Al-Riyadh News, “Ali Koç ricalar üzerine toplantıya geldi ve ‘Ne demek Atatürk yok? Atatürk yoksa Türkiye yok, biz de yokuz, maç da yok’ diye sinirlenerek odayı terk etti.” bilgisini geçti.

Bu aynı zamanda iplerin koptuğu anlamına da geliyordu. 100. Yıl Kupasını silikleştirmek için Türkiye’den kaçıranlar, böylece nur topu gibi uluslararası bir krizin doğmasına neden oldu. Görüşmeden sonra, “Dönüyoruz.” diye tek kelime söyleyen Başkan Ali Koç’un yüzünün kıpkırmızı olduğu dikkat çekti.

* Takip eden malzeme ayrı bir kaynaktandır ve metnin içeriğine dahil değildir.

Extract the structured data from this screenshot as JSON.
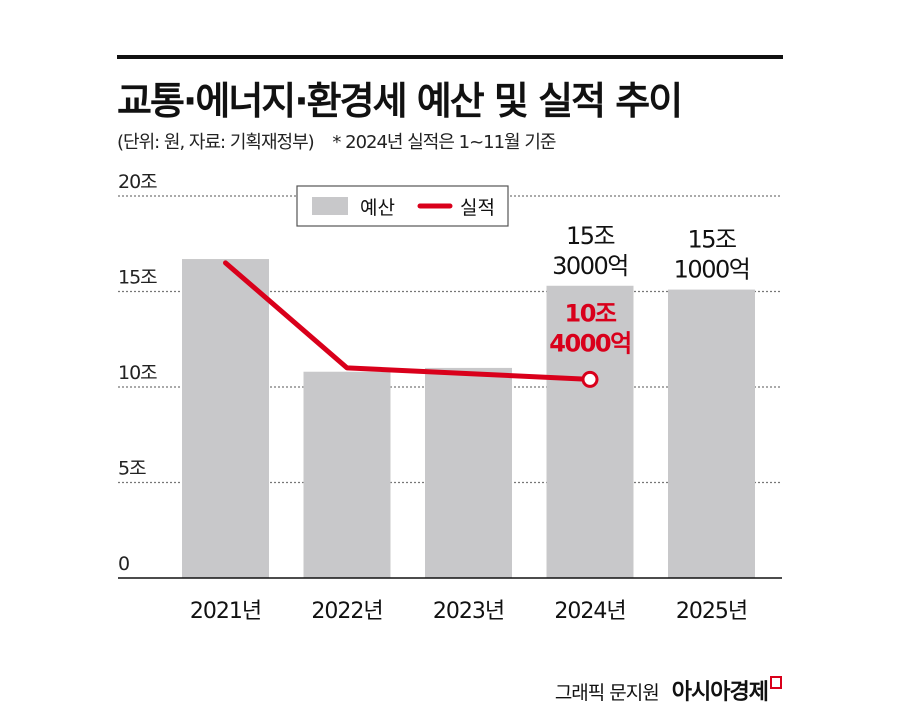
{
  "header": {
    "title": "교통·에너지·환경세 예산 및 실적 추이",
    "unit_note": "(단위: 원, 자료: 기획재정부)",
    "footnote": "* 2024년 실적은 1~11월 기준"
  },
  "footer": {
    "credit": "그래픽 문지원",
    "logo": "아시아경제"
  },
  "colors": {
    "budget_bar": "#c8c8ca",
    "actual_line": "#d9001b",
    "grid": "#777777"
  },
  "chart_data": {
    "type": "bar",
    "categories": [
      "2021년",
      "2022년",
      "2023년",
      "2024년",
      "2025년"
    ],
    "ylim": [
      0,
      20
    ],
    "yticks": [
      0,
      5,
      10,
      15,
      20
    ],
    "ytick_labels": [
      "0",
      "5조",
      "10조",
      "15조",
      "20조"
    ],
    "grid": "horizontal dotted",
    "legend_placement": "top",
    "series": [
      {
        "name": "예산",
        "type": "bar",
        "values": [
          16.7,
          10.8,
          11.0,
          15.3,
          15.1
        ]
      },
      {
        "name": "실적",
        "type": "line",
        "values": [
          16.5,
          11.0,
          10.7,
          10.4,
          null
        ]
      }
    ],
    "annotations": [
      {
        "category": "2024년",
        "series": "예산",
        "lines": [
          "15조",
          "3000억"
        ]
      },
      {
        "category": "2025년",
        "series": "예산",
        "lines": [
          "15조",
          "1000억"
        ]
      },
      {
        "category": "2024년",
        "series": "실적",
        "lines": [
          "10조",
          "4000억"
        ]
      }
    ]
  }
}
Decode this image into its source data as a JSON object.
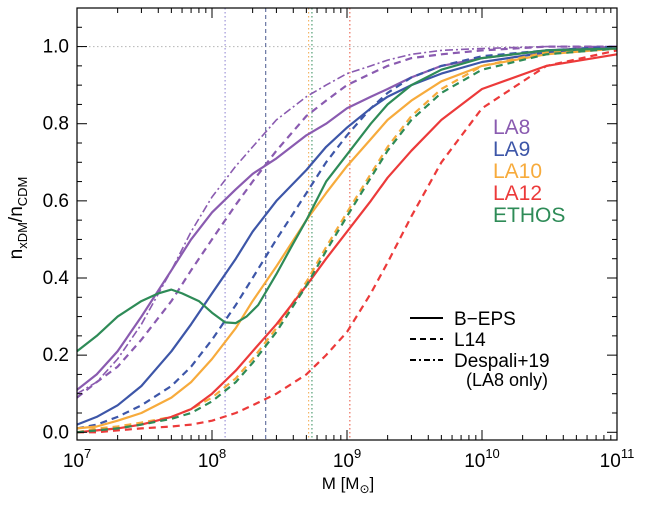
{
  "chart_data": {
    "type": "line",
    "title": "",
    "xlabel": "M [M",
    "xlabel_sub": "⊙",
    "xlabel_close": "]",
    "ylabel_parts": [
      "n",
      "xDM",
      "/n",
      "CDM"
    ],
    "xscale": "log",
    "xlim": [
      10000000.0,
      100000000000.0
    ],
    "ylim": [
      -0.02,
      1.1
    ],
    "x_ticks": [
      {
        "value": 10000000.0,
        "base": "10",
        "exp": "7"
      },
      {
        "value": 100000000.0,
        "base": "10",
        "exp": "8"
      },
      {
        "value": 1000000000.0,
        "base": "10",
        "exp": "9"
      },
      {
        "value": 10000000000.0,
        "base": "10",
        "exp": "10"
      },
      {
        "value": 100000000000.0,
        "base": "10",
        "exp": "11"
      }
    ],
    "y_ticks": [
      {
        "value": 0.0,
        "label": "0.0"
      },
      {
        "value": 0.2,
        "label": "0.2"
      },
      {
        "value": 0.4,
        "label": "0.4"
      },
      {
        "value": 0.6,
        "label": "0.6"
      },
      {
        "value": 0.8,
        "label": "0.8"
      },
      {
        "value": 1.0,
        "label": "1.0"
      }
    ],
    "reference_lines": [
      {
        "axis": "y",
        "value": 1.0,
        "color": "#b5b5b5",
        "style": "dotted"
      },
      {
        "axis": "x",
        "value": 125000000.0,
        "color": "#8a7fd0",
        "style": "dotted"
      },
      {
        "axis": "x",
        "value": 250000000.0,
        "color": "#4a5a8f",
        "style": "dashed"
      },
      {
        "axis": "x",
        "value": 520000000.0,
        "color": "#f2a84a",
        "style": "dotted"
      },
      {
        "axis": "x",
        "value": 550000000.0,
        "color": "#2e8b57",
        "style": "dotted"
      },
      {
        "axis": "x",
        "value": 1050000000.0,
        "color": "#e8503a",
        "style": "dotted"
      }
    ],
    "color_legend": [
      {
        "label": "LA8",
        "color": "#8a5bb0"
      },
      {
        "label": "LA9",
        "color": "#3d56a8"
      },
      {
        "label": "LA10",
        "color": "#f7ab3c"
      },
      {
        "label": "LA12",
        "color": "#ec3a3a"
      },
      {
        "label": "ETHOS",
        "color": "#2e8b57"
      }
    ],
    "style_legend": [
      {
        "label": "B−EPS",
        "style": "solid"
      },
      {
        "label": "L14",
        "style": "dashed"
      },
      {
        "label": "Despali+19",
        "style": "dashdot"
      }
    ],
    "style_legend_note": "(LA8 only)",
    "series": [
      {
        "name": "LA8 B-EPS",
        "model": "LA8",
        "color": "#8a5bb0",
        "style": "solid",
        "x": [
          10000000.0,
          14000000.0,
          20000000.0,
          30000000.0,
          50000000.0,
          70000000.0,
          100000000.0,
          150000000.0,
          200000000.0,
          300000000.0,
          500000000.0,
          700000000.0,
          1000000000.0,
          1500000000.0,
          2000000000.0,
          3000000000.0,
          5000000000.0,
          10000000000.0,
          30000000000.0,
          100000000000.0
        ],
        "y": [
          0.11,
          0.15,
          0.21,
          0.3,
          0.42,
          0.5,
          0.57,
          0.63,
          0.67,
          0.71,
          0.77,
          0.8,
          0.84,
          0.87,
          0.89,
          0.92,
          0.95,
          0.97,
          0.99,
          1.0
        ]
      },
      {
        "name": "LA8 L14",
        "model": "LA8",
        "color": "#8a5bb0",
        "style": "dashed",
        "x": [
          10000000.0,
          14000000.0,
          20000000.0,
          30000000.0,
          50000000.0,
          70000000.0,
          100000000.0,
          150000000.0,
          200000000.0,
          300000000.0,
          500000000.0,
          700000000.0,
          1000000000.0,
          1500000000.0,
          2000000000.0,
          3000000000.0,
          5000000000.0,
          10000000000.0,
          30000000000.0,
          100000000000.0
        ],
        "y": [
          0.09,
          0.13,
          0.17,
          0.24,
          0.34,
          0.42,
          0.5,
          0.59,
          0.65,
          0.73,
          0.82,
          0.86,
          0.9,
          0.93,
          0.95,
          0.97,
          0.98,
          0.99,
          1.0,
          1.0
        ]
      },
      {
        "name": "LA8 Despali+19",
        "model": "LA8",
        "color": "#8a5bb0",
        "style": "dashdot",
        "x": [
          10000000.0,
          14000000.0,
          20000000.0,
          30000000.0,
          50000000.0,
          70000000.0,
          100000000.0,
          150000000.0,
          200000000.0,
          300000000.0,
          500000000.0,
          700000000.0,
          1000000000.0,
          1500000000.0,
          2000000000.0,
          3000000000.0,
          5000000000.0,
          10000000000.0,
          30000000000.0,
          100000000000.0
        ],
        "y": [
          0.1,
          0.13,
          0.19,
          0.28,
          0.42,
          0.52,
          0.61,
          0.69,
          0.74,
          0.81,
          0.87,
          0.9,
          0.93,
          0.95,
          0.965,
          0.98,
          0.99,
          0.995,
          1.0,
          1.0
        ]
      },
      {
        "name": "LA9 B-EPS",
        "model": "LA9",
        "color": "#3d56a8",
        "style": "solid",
        "x": [
          10000000.0,
          14000000.0,
          20000000.0,
          30000000.0,
          50000000.0,
          70000000.0,
          100000000.0,
          150000000.0,
          200000000.0,
          300000000.0,
          500000000.0,
          700000000.0,
          1000000000.0,
          1500000000.0,
          2000000000.0,
          3000000000.0,
          5000000000.0,
          10000000000.0,
          30000000000.0,
          100000000000.0
        ],
        "y": [
          0.02,
          0.04,
          0.07,
          0.12,
          0.21,
          0.28,
          0.36,
          0.45,
          0.52,
          0.6,
          0.68,
          0.74,
          0.79,
          0.84,
          0.87,
          0.9,
          0.93,
          0.96,
          0.985,
          0.995
        ]
      },
      {
        "name": "LA9 L14",
        "model": "LA9",
        "color": "#3d56a8",
        "style": "dashed",
        "x": [
          10000000.0,
          14000000.0,
          20000000.0,
          30000000.0,
          50000000.0,
          70000000.0,
          100000000.0,
          150000000.0,
          200000000.0,
          300000000.0,
          500000000.0,
          700000000.0,
          1000000000.0,
          1500000000.0,
          2000000000.0,
          3000000000.0,
          5000000000.0,
          10000000000.0,
          30000000000.0,
          100000000000.0
        ],
        "y": [
          0.01,
          0.02,
          0.04,
          0.07,
          0.12,
          0.17,
          0.24,
          0.33,
          0.4,
          0.5,
          0.62,
          0.7,
          0.77,
          0.84,
          0.88,
          0.92,
          0.95,
          0.975,
          0.99,
          1.0
        ]
      },
      {
        "name": "LA10 B-EPS",
        "model": "LA10",
        "color": "#f7ab3c",
        "style": "solid",
        "x": [
          10000000.0,
          14000000.0,
          20000000.0,
          30000000.0,
          50000000.0,
          70000000.0,
          100000000.0,
          150000000.0,
          200000000.0,
          300000000.0,
          500000000.0,
          700000000.0,
          1000000000.0,
          1500000000.0,
          2000000000.0,
          3000000000.0,
          5000000000.0,
          10000000000.0,
          30000000000.0,
          100000000000.0
        ],
        "y": [
          0.01,
          0.015,
          0.03,
          0.05,
          0.09,
          0.13,
          0.19,
          0.27,
          0.34,
          0.43,
          0.55,
          0.62,
          0.69,
          0.76,
          0.81,
          0.86,
          0.91,
          0.95,
          0.98,
          0.995
        ]
      },
      {
        "name": "LA10 L14",
        "model": "LA10",
        "color": "#f7ab3c",
        "style": "dashed",
        "x": [
          10000000.0,
          14000000.0,
          20000000.0,
          30000000.0,
          50000000.0,
          70000000.0,
          100000000.0,
          150000000.0,
          200000000.0,
          300000000.0,
          500000000.0,
          700000000.0,
          1000000000.0,
          1500000000.0,
          2000000000.0,
          3000000000.0,
          5000000000.0,
          10000000000.0,
          30000000000.0,
          100000000000.0
        ],
        "y": [
          0.0,
          0.01,
          0.015,
          0.025,
          0.04,
          0.06,
          0.09,
          0.14,
          0.19,
          0.27,
          0.39,
          0.48,
          0.57,
          0.67,
          0.74,
          0.82,
          0.89,
          0.95,
          0.985,
          0.995
        ]
      },
      {
        "name": "LA12 B-EPS",
        "model": "LA12",
        "color": "#ec3a3a",
        "style": "solid",
        "x": [
          10000000.0,
          14000000.0,
          20000000.0,
          30000000.0,
          50000000.0,
          70000000.0,
          100000000.0,
          150000000.0,
          200000000.0,
          300000000.0,
          500000000.0,
          700000000.0,
          1000000000.0,
          1500000000.0,
          2000000000.0,
          3000000000.0,
          5000000000.0,
          10000000000.0,
          30000000000.0,
          100000000000.0
        ],
        "y": [
          0.0,
          0.005,
          0.01,
          0.02,
          0.04,
          0.06,
          0.1,
          0.16,
          0.21,
          0.28,
          0.38,
          0.45,
          0.52,
          0.6,
          0.66,
          0.73,
          0.81,
          0.89,
          0.95,
          0.98
        ]
      },
      {
        "name": "LA12 L14",
        "model": "LA12",
        "color": "#ec3a3a",
        "style": "dashed",
        "x": [
          10000000.0,
          14000000.0,
          20000000.0,
          30000000.0,
          50000000.0,
          70000000.0,
          100000000.0,
          150000000.0,
          200000000.0,
          300000000.0,
          500000000.0,
          700000000.0,
          1000000000.0,
          1500000000.0,
          2000000000.0,
          3000000000.0,
          5000000000.0,
          10000000000.0,
          30000000000.0,
          100000000000.0
        ],
        "y": [
          0.0,
          0.0,
          0.005,
          0.01,
          0.015,
          0.02,
          0.03,
          0.05,
          0.07,
          0.1,
          0.15,
          0.2,
          0.26,
          0.36,
          0.44,
          0.56,
          0.7,
          0.84,
          0.95,
          0.99
        ]
      },
      {
        "name": "ETHOS B-EPS",
        "model": "ETHOS",
        "color": "#2e8b57",
        "style": "solid",
        "x": [
          10000000.0,
          14000000.0,
          20000000.0,
          30000000.0,
          40000000.0,
          50000000.0,
          60000000.0,
          80000000.0,
          100000000.0,
          125000000.0,
          150000000.0,
          180000000.0,
          220000000.0,
          300000000.0,
          400000000.0,
          500000000.0,
          700000000.0,
          1000000000.0,
          1500000000.0,
          2000000000.0,
          3000000000.0,
          5000000000.0,
          10000000000.0,
          30000000000.0,
          100000000000.0
        ],
        "y": [
          0.21,
          0.25,
          0.3,
          0.34,
          0.36,
          0.37,
          0.36,
          0.34,
          0.31,
          0.285,
          0.283,
          0.3,
          0.33,
          0.41,
          0.49,
          0.55,
          0.65,
          0.72,
          0.8,
          0.85,
          0.9,
          0.94,
          0.97,
          0.99,
          0.995
        ]
      },
      {
        "name": "ETHOS L14",
        "model": "ETHOS",
        "color": "#2e8b57",
        "style": "dashed",
        "x": [
          10000000.0,
          14000000.0,
          20000000.0,
          30000000.0,
          50000000.0,
          70000000.0,
          100000000.0,
          150000000.0,
          200000000.0,
          300000000.0,
          500000000.0,
          700000000.0,
          1000000000.0,
          1500000000.0,
          2000000000.0,
          3000000000.0,
          5000000000.0,
          10000000000.0,
          30000000000.0,
          100000000000.0
        ],
        "y": [
          0.0,
          0.005,
          0.01,
          0.02,
          0.035,
          0.05,
          0.08,
          0.13,
          0.18,
          0.26,
          0.38,
          0.47,
          0.56,
          0.66,
          0.73,
          0.81,
          0.88,
          0.94,
          0.98,
          0.995
        ]
      }
    ]
  }
}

Türkiye, 2015’te ölen Suudi Kral Abdullah bin Abdülaziz’in ardından 24 Ocak tarihini milli yas ilan edip bayrakları yarıya indirmişti. Suudi yetkililer, “Atatürk siyasi bir figürdür. Spor karşılaşmalarının siyasileşmesine izin vermeyeceğiz.” diyerek bu ülkenin kurucu liderinin fotoğrafını taşıyan formaların stada sokulmasına izin vermedi.

RONALDO’NUN SEVGİLİSİ İÇİN KURALLARI ESNETEN SUUD

Efsanevi Portekizli futbolcu Cristiano Ronaldo, geçen yıl Suudi Arabistan’ın Al-Nassr futbol takımına transferi gündeme geldiğinde akla hemen 2016’dan bu yana nikahsız birlikte olduğu sevgilisi Georgina Rodriguez’in durumu geldi.

Gazeteciler, günlerce evlilik dışı birlikteliğe izin vermeyen şeriat yasasına göre Ronaldo eşini getiremeyecek mi sorusuna cevap aradı. Suudi makamları, el altından Ronaldo’ya teminat verdi ve sevgilisini getirmesinde herhangi bir sorun olmayacağı bilgisini ulaştırdı.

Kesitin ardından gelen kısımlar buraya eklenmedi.